One of the things I love about Vicarage life is its unpredictability. Most of the time this is great fun – I love my morning to be interrupted by someone wanting to chat at the kitchen table, especially when there is housework to be done. But I have to confess that I find it a bit of a challenge when our Sunday evening is disturbed.
Sundays are obviously a busy day for us – the Vicar almost always preaches at all three services in our church and is often leading at a couple of them. We often have church family members over for lunch aswell, and sometimes an afternoon group for baptism preparation or something like that. So when we get to 8pm(ish) and the evening service is finished, the church locked up and the Vicar and Rocky returned to the Vicarage and the children all put to bed (though sadly not necessarily asleep now they’re a bit older) we like to be able to chat a bit, pray a bit, watch some undemanding telly, eat cheese and biscuits and drink a glass of red wine.
But this week our usual routine was upset by a waif and stray with a bizarre story.
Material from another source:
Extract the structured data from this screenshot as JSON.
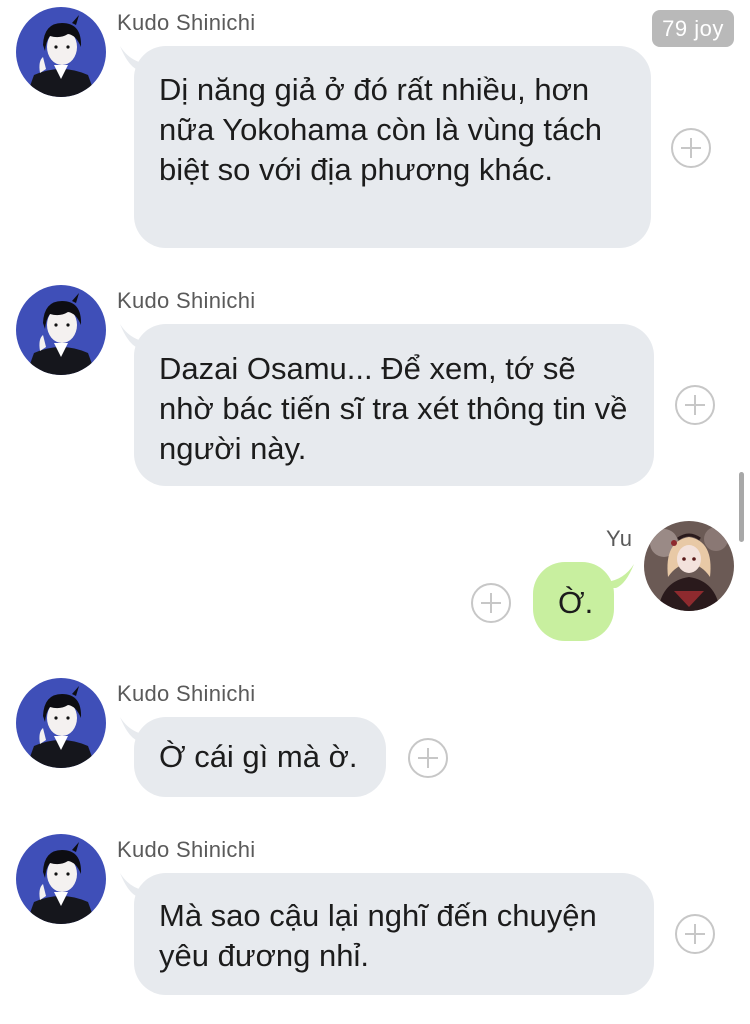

Waif had come to the Vicarage at about 4pm wanting to speak to the Vicar. As our lunch guests were still here, the Vicar told him to come along to the evening service so they could chat then. And then after the service, Waif’s tale of woe came out. It involved ferries from Ireland, cash paid for tickets to the Man U-Barcelona Champions League final, B&Bs in random locations and strange train jouneys, culminating in Waif being in our parish on a Sunday evening with no money, no phone, no means of identification and needing a bed for the night.
His tale was so unbelievable, it might possibly have been true, but the main fact was that he needed somewhere to stay and was asking for our help. I supplied the regulation cheese rolls and then we talked about accommodation. Although we have space here, accommodating complete strangers does not seem to be a wise undertaking. There is no homeless hostel in our town and not much of a chance of space being available in the Sally Army hostel in Birmingham. So in the end, the Vicar’s discretionary fund came into action. The Vicar drove him to a nearby pub with rooms, where he obtained B&B for Waif for a bargain £25.
And that was it. The Vicar returned to the Vicarage at 10pm and we ate late, went to bed late, and struggled to get started on Monday morning. All part of this strange and unpredictable life we have been called to, where the limits of our hospitality are regularly stretched. I think the Lord knew I needed a bit of a break after that though – on Monday morning we had two callers who sat drinking coffee with me so I could skive off the housework.